While audiences and critics of his time were mixed towards his symphonies, the audience and critics were impressed with Méhul's 1st Symphony in G minor when it was played by  the Leipzig Gewandhaus Orchestra conducted by Felix Mendelssohn in 1838.  Robert Schumann was in the audience and was quite taken with the symphony.

The 1st Symphony is in 4 movements :
I. Allegro - The movement begins in G minor with an agitated theme that is reminiscent of Mozart's initial theme in his 40th Symphony. There is a downward movement that occupies this first theme. The theme proceeds and leads to the second theme which is of a calmer nature. The second theme features something of a reversal in feeling as well as direction as the music move upward.   The development section expounds on fragments of the initial theme. The recapitulation begins, followed by a summing up by a coda of the main theme and the music returns to its downward movement as the music ends.

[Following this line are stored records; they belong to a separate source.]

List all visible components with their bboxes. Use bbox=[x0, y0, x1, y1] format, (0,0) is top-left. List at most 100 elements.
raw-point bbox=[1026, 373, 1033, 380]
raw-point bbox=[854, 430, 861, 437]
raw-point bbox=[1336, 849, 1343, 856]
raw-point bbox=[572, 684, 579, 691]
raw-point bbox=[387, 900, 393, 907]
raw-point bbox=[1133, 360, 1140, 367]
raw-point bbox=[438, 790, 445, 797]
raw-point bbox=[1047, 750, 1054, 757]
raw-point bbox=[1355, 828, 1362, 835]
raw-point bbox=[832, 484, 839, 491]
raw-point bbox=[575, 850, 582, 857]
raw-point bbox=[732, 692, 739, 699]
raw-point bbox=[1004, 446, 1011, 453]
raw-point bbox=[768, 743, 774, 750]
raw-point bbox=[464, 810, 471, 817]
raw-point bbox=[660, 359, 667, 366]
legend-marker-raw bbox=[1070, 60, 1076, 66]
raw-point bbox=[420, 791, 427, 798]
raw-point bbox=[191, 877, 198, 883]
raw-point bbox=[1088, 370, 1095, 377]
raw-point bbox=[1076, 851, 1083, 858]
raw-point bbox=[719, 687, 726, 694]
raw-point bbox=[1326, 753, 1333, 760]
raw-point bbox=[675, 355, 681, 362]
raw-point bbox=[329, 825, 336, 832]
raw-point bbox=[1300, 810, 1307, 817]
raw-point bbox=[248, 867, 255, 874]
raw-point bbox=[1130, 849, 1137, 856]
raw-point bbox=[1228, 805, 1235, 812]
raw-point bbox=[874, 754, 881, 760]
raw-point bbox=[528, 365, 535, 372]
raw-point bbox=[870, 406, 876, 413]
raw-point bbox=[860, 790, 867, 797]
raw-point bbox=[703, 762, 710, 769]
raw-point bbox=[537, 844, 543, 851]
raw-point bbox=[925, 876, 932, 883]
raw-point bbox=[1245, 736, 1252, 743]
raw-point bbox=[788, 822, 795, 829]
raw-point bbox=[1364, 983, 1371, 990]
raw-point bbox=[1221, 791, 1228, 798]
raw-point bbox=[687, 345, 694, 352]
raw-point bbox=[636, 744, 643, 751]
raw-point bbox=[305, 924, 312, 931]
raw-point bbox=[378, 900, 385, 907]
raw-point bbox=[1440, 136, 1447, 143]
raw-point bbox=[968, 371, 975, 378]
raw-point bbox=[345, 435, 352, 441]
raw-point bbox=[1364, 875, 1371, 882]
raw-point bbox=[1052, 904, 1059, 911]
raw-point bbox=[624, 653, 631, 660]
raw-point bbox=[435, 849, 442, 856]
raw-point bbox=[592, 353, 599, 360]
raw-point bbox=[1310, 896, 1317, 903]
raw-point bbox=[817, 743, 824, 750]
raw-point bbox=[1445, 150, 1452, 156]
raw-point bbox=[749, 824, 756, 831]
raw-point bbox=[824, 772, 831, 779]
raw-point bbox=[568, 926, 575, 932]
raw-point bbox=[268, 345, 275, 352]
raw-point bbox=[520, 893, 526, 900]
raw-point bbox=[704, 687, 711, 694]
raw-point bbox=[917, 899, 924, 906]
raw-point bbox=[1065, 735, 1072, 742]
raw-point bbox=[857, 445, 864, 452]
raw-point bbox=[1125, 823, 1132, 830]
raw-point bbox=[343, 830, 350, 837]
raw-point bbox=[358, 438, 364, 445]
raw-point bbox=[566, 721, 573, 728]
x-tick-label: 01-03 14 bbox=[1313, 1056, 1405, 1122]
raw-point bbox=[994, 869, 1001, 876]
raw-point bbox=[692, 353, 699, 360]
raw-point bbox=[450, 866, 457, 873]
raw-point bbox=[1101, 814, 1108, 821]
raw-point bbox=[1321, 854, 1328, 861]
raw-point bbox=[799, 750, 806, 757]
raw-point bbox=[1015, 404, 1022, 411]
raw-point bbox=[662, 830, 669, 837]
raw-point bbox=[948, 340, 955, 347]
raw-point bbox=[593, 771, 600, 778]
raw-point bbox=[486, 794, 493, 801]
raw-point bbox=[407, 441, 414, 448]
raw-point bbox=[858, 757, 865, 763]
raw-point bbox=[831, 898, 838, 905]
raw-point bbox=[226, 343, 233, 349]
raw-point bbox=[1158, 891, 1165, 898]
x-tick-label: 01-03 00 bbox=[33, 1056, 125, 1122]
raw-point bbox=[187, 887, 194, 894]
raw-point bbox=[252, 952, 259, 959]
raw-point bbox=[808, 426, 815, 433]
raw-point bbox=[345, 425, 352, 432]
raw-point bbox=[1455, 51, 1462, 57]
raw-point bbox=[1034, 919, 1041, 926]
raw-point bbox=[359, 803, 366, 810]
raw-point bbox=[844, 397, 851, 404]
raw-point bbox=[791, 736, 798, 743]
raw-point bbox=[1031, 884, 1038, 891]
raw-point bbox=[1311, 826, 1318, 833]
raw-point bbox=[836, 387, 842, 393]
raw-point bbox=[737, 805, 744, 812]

II. Andante -  A set of variations, music that strolls in contrast to the proceeding dramatics of the first movement. Méhul's theme is a French Chants de Noël (Christmas Carol).

III. Menuet : Allegro moderato -  Pizzicato strings play the theme quietly. The trio is louder and has the strings play with the bow. This movement impressed Schumann considerably. After praising the symphony in general, Schumann writes:

"A remarkable feature too, was the similarity of the scherzo (to the scherzo of Beethoven's 5th Symphony), and in such a striking way that there must have been a remembrance on one side or the other; I am not able to determine on which, since I do not know the year of birth of the Méhul."

As both Beethoven's 5th Symphony and Méhul's 1st Symphony were being composed in 1808, there is no possibility that either composer heard each other's work.

IV. Final : Allegro agitato -  A final movement that again reminds Schumann of Beethoven's 5th, this time the first movement. Méhul builds the movement from a short rhythmic motive with a personalized sense of sonata form. The composer goes far afield with key changes in the development section, the symphony continues in its restless and intense manner until the final chord.